Another shopper Babara Mature said: “If you get into those boutiques, you can find a dress selling $20, but with that same $20 you can get yourself a full outfit including shoes from the flea market.
“I bought two skirts, three T-shirts and a dress and I spent less than $10, and this is good quality clothing.”
Brilliant Manunure, who aslo has a penchant for buying secondhand clothing, said: “I prefer buying at these secondhand markets because you can get good quality clothing. I can buy a designer label at a cheap price and I know that no one will be having the same kind of dress like mine.”
Owners of the goods said selling secondhand clothes was the way to go although business was risky as it sometimes involved smuggling.
One of the secondhand clothing traders stationed at Copacabana, Thandeka Nldovu, said she sells four bales of secondhand clothes a week.
“I have been in this business since last year and it is lucrative,” Ndlovu said.
“A lot of people come and buy here and they want cheap clothing.”
She said buying a bale of clothes costs between $150 and $220 depending on what one would have bought.
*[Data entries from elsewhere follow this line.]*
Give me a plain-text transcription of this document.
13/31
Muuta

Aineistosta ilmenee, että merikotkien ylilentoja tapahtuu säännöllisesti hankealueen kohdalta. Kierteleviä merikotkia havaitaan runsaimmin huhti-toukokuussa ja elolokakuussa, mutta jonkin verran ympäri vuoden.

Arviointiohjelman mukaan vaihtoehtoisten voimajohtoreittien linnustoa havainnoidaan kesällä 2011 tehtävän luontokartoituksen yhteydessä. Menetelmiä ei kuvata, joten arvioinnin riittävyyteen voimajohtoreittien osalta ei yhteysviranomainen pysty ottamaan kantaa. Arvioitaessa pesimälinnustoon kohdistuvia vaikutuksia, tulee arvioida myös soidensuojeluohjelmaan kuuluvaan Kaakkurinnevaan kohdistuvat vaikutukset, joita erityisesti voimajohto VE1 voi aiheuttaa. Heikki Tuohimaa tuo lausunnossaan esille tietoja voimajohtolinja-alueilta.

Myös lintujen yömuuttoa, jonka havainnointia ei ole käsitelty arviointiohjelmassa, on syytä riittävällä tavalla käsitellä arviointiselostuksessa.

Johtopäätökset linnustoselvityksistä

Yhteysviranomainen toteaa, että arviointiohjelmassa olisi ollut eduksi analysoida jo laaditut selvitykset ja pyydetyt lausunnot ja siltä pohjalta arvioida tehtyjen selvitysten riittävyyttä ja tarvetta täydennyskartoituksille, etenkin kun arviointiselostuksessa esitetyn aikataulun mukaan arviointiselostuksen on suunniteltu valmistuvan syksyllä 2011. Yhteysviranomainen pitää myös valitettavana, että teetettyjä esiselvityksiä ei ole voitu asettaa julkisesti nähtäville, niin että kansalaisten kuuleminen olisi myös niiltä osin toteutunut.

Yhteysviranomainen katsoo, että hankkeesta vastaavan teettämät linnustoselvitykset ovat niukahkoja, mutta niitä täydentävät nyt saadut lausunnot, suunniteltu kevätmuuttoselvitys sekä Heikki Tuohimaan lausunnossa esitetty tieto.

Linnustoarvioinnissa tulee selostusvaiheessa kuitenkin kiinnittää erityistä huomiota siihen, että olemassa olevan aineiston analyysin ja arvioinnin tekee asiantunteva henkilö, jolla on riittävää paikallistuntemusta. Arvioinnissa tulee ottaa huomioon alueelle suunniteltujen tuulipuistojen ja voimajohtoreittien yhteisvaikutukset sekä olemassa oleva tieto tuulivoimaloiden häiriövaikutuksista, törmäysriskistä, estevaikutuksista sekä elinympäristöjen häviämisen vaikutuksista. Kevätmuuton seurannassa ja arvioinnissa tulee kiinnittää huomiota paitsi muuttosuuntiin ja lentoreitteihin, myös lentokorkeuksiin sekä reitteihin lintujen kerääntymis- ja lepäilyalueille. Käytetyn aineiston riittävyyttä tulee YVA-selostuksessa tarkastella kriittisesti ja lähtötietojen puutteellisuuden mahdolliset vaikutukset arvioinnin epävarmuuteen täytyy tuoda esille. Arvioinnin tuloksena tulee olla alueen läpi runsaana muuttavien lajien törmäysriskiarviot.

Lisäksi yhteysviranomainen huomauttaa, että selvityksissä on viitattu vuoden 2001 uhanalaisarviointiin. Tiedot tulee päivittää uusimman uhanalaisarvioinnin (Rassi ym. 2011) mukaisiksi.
Another dealer Tsitsi Kurangwa, who sells from the back of her car, said that she opted for the secondhand clothes business after she realised that Zimbabweans wanted quality, but at affordable prices.
“I go to Chimoio, Mozambique, and buy from there. I realised that my customers no longer wanted clothes from South Africa and Tanzania because they said they were expensive and that they could find many people wearing the same dress, so they opted for the secondhand clothes.”
Mupedzanhamo in Mbare was the most common secondhand clothes market, but of late, more have been established which include the police parking bays at Harare Central Police Station, Copacabana and on weekends places like Park Street, Avondale flea market and Sam Levy’s Village on Sundays also trade in used clothes.